Me entope de informação desimportante, de risada fora de hora, de cultura inútil. Me ensina todas essas coisas de utilidade pública e grande relevância para a humanidade, como erguer uma sobrancelha só ou encostar a língua na ponta do nariz. Me ajuda a montar um castelo de areia, outro de cartas. Me escreve uma carta? Não precisa dizer nada. Só desenha um coração bem grande no meio da folha. Dentro do coração, coloca as iniciais dos nossos nomes. Eu vou achar bonitinho, cafona, mas bonitinho. As palavras você pode espalhar no tapete da sala, na cama do nosso quarto, no pé do meu ouvido…
Me beija na rua, na chuva, na fazenda ou numa casinha de sapê, sobretudo na chuva. A casinha não precisa ser de sapê, pode ser de tijolo mesmo. Me faz correr para entrar na internet só pra ver se o seu signo combina com o meu. Preenche as minhas reticências, ocupa os meus espaços, rouba as minhas horas. Me faz perder a hora. Do trabalho, do dentista, do oculista. Me deixa enxergar mal, eu não quero corrigir o grau das minhas lentes agora.
Não tem problema se você vier de camisa velha, mas vem. Só faz a barba se você quiser. Mas eu vou gostar se você não fizer. E se você fizer é provável que eu goste também. Tá, eu não vou nem notar. Mas se você esquecer de propósito a sua escova de dentes na pia do meu banheiro eu vou perceber. E pior: vou gostar. Vou adorar ter minha liberdade ameaçada por um objeto inanimado.
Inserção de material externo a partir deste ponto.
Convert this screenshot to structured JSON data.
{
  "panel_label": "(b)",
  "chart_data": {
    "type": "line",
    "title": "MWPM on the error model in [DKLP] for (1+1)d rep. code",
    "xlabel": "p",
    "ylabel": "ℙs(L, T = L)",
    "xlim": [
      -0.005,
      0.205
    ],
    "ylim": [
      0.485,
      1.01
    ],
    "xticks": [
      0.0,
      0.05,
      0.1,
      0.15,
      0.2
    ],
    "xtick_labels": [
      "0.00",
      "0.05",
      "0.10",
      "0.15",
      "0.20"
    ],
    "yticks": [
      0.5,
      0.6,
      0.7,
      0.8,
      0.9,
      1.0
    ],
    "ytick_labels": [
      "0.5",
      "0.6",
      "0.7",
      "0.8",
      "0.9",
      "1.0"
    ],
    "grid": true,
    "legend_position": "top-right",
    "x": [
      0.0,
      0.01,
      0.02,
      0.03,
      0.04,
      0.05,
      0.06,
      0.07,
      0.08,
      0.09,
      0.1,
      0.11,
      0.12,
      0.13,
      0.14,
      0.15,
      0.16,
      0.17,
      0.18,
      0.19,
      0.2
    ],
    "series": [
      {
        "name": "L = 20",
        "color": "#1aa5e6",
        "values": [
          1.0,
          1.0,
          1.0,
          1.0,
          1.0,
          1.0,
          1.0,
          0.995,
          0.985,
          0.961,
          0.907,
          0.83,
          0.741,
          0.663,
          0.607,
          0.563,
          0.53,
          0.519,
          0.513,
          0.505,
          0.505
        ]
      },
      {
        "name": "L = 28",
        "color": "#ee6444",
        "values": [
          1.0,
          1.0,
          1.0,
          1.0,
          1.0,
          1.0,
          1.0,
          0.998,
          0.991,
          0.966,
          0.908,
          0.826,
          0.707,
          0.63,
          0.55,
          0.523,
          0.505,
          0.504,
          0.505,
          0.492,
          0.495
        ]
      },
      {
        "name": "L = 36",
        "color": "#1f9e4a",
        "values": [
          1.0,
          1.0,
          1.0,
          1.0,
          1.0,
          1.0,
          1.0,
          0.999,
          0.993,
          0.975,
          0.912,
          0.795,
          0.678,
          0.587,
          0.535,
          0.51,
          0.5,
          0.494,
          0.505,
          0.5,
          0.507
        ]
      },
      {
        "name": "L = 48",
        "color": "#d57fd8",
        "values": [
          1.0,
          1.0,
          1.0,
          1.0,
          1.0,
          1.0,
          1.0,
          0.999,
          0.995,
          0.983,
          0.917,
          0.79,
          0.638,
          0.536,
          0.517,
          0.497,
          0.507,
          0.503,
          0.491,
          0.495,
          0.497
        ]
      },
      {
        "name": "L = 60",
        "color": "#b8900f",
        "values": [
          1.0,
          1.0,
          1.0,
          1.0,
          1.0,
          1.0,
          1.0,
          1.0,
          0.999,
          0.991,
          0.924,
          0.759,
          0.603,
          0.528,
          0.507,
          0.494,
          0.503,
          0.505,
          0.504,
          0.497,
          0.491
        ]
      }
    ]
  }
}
Trinca os dentes com vontade de me apertar até me sufocar. Me afoga nos teus beijos, mas depois faz respiração boca-a-boca para me salvar. Me leva pro mar, me atira aos tubarões. Se atira comigo. Mergulha fundo até perder o ar. Seja estúpido. Tolo. Menino. Seja faminto. Instinto. Tubarão. Sinta fome de mim no café da manhã que eu me sirvo de você na mesa do jantar. Depois a louça é sua… tá na sua vez de lavar. Eu te ajudo a secar, mas só amanhã, quando eu acordar pra sonhar.
Fica pra sempre até eu terminar de te inventar.